Intervention de Olivier Véran

Commission d'enquête Évaluation politiques publiques face aux pandémies — Réunion du 24 septembre 2020 à 10h00
Audition de M. Olivier Véran ministre des solidarités et de la santé

Olivier Véran, ministre :

Monsieur le sénateur Karoutchi, il y a eu 31 000 morts, et non 40 000. La France dispose des données de l'Institut national de la statistique et des études économiques (Insee) sur la surmortalité observée une année par rapport aux années précédentes. Il n'y a pas eu 10 000 morts cachés, ni à domicile ni à l'hôpital ! J'ajouterai même que toutes les personnes qui étaient porteuses du covid-19 et sont décédées ne pas nécessairement mortes du covid-19. Si nous avions dû, comme certains pays voisins - je pense à nos amis anglais -, ajouter du jour au lendemain 15 000 morts aux chiffres officiels, j'aurais été bien en peine de le justifier devant vous aujourd'hui.

Vous avez parfaitement raison, Monsieur le sénateur : 950 patients en réanimation, cela ne fait pas 19 % du nombre maximal de lits que nos hôpitaux peuvent armer, mais bien 19 % des lits actuellement armés. Je l'ai dit en préambule, et c'est fondamental : à chaque fois que vous armez un lit de réanimation, vous désarmez un bloc opératoire, vous annulez une opération de chirurgie cancérologique ou orthopédique, une greffe, une pose de stent coronarien, tous ces actes indispensables pour la santé de ceux de nos concitoyens qui n'ont pas le covid-19.

Ce n'est donc pas parce que je dis que nous serions capables, si la situation l'exigeait, d'augmenter fortement le nombre de lits disponibles que nous souhaitons le faire. Plus nous maintenons la pression contre le virus, moins nous prenons le risque de devoir recommencer à appeler des patients pour leur dire que nous ne pouvons pas nous occuper d'eux.

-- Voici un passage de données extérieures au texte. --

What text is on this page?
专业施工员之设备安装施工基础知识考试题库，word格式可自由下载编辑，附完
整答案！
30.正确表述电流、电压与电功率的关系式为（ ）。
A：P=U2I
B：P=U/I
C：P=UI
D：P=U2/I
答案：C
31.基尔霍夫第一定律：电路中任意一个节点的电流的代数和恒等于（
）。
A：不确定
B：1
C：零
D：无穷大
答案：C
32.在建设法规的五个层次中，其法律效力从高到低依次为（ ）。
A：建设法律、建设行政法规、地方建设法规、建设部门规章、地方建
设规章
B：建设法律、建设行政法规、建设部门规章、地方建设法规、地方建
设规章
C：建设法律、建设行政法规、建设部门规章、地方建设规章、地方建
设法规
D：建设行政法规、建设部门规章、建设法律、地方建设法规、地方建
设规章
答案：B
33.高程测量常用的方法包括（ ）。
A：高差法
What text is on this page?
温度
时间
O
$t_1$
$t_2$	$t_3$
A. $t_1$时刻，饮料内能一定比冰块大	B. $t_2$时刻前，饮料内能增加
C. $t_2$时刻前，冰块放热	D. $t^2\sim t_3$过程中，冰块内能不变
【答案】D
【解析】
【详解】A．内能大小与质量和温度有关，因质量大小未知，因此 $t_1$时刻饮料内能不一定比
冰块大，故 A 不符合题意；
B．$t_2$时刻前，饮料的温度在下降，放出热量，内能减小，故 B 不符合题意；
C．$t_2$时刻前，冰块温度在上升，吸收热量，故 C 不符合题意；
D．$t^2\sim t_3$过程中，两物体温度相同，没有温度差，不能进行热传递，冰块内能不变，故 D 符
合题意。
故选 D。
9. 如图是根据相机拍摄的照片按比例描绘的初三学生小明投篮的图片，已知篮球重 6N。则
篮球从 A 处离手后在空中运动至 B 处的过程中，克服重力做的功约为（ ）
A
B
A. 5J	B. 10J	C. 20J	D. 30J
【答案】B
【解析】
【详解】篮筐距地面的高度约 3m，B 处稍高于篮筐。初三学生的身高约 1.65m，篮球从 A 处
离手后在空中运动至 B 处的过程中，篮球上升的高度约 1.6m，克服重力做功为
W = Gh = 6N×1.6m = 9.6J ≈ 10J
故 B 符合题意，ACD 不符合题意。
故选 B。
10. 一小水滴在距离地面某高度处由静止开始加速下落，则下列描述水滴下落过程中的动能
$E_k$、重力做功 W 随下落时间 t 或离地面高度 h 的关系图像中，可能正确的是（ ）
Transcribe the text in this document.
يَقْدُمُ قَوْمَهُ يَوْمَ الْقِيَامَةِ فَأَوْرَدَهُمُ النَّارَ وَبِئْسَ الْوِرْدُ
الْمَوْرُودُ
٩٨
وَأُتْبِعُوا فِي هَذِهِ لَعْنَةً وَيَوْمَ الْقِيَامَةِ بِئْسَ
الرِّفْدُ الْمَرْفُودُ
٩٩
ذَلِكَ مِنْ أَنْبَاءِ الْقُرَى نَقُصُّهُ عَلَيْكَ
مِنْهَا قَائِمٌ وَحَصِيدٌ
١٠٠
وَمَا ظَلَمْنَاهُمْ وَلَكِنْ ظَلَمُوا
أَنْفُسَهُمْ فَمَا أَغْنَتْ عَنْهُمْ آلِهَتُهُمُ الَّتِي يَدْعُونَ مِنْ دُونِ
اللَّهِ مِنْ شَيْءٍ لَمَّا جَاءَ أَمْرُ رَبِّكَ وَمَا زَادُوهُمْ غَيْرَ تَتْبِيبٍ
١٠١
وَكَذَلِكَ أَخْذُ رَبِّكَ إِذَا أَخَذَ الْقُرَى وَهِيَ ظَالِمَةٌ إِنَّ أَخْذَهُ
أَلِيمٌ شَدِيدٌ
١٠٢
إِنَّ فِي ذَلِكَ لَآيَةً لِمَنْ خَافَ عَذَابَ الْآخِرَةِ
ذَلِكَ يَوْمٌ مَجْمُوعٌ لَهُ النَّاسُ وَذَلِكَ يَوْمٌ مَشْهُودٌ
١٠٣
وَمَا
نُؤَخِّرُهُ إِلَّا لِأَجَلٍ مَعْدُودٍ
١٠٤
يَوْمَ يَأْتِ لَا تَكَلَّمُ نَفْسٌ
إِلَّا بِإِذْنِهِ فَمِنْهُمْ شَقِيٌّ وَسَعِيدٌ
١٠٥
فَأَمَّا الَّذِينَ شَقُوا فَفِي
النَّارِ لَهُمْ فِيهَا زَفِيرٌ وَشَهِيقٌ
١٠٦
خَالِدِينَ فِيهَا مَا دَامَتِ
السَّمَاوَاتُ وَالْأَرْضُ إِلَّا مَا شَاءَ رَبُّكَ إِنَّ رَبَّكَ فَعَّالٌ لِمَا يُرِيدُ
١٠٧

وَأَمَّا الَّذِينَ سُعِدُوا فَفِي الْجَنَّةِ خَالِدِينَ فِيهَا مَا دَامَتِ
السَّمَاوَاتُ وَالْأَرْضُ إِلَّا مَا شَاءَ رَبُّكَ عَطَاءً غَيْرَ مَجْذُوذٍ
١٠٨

Le traitement qui fonctionne aujourd'hui, qui apporte en tout cas une plus-value, c'est la dexaméthasone, dérivé bien connu de la cortisone, d'utilisation courante dans tous les hôpitaux français, pas cher, pour lequel on dispose de stocks - attention : si j'ai 38 de fièvre et une petite toux, je n'ai pas de raison de prendre ce médicament ; en revanche, si je suis hospitalisé et si les équipes considèrent que mon état justifie ce traitement, il peut m'être administré. La dexaméthasone réduit le nombre de cas graves, donc la mortalité, et les durées de séjour en réanimation, ce qui permet, corrélativement, d'augmenter les capacités de réanimation.

L'autre traitement dont les réanimateurs nous disent aujourd'hui qu'ils l'utilisent couramment, c'est l'administration d'oxygène à très haut débit, 50 litres par minute, ce qui évite d'avoir à intuber les patients et à les placer en coma - l'intubation sur des poumons fragilisés par le virus crée des lésions respiratoires et des voies aériennes qui peuvent entraîner des séquelles et aggraver encore l'état du malade.

Ces traitements permettent de réduire le nombre de malades intubés et les durées de réanimation. En revanche, le recours aux lits d'hospitalisation conventionnels est plus important qu'au cours de la première vague : les gens vont moins en réanimation, mais vont à l'hôpital. Nous faisons donc très attention à éviter une pression trop forte sur nos capacités en lits conventionnels.

Concernant les vaccins, c'est la Commission européenne, avec des experts de tous les pays, en toute indépendance vis-à-vis des laboratoires, qui y travaille. Elle passe avec les laboratoires qui ont lancé des travaux en avance de phase des engagements de précommande, qui seront convertis en précommandes, elles-mêmes converties en commandes lorsque la situation le justifiera. La Commission européenne a ainsi précommandé 300 millions de doses au laboratoire AstraZeneca - j'en ai parlé. Faites le calcul : cela permettrait de couvrir les besoins.

Le travail est conduit de façon extrêmement attentive ; je pense qu'il doit se jouer à l'échelle européenne. Cela fait sens - vous en conviendrez -, et cela nous rend plus puissants au moment de contractualiser, s'agissant tant des négociations de prix que de notre capacité à garantir l'accès précoce du marché européen au vaccin.

Quant au laboratoire Johnson & Johnson, il fait partie des quelque dix-huit ou vingt laboratoires qui ont un candidat vaccin à l'étude ; il est très certainement en lien avec la Commission européenne, au même titre que n'importe quel autre laboratoire.

Le déni, Monsieur Henno, ni ma prédécesseure ni moi-même n'en avons fait preuve. Ayant pris mes fonctions un lundi à dix heures, j'ai immédiatement rencontré le Premier ministre, et nous avons beaucoup parlé de l'épidémie.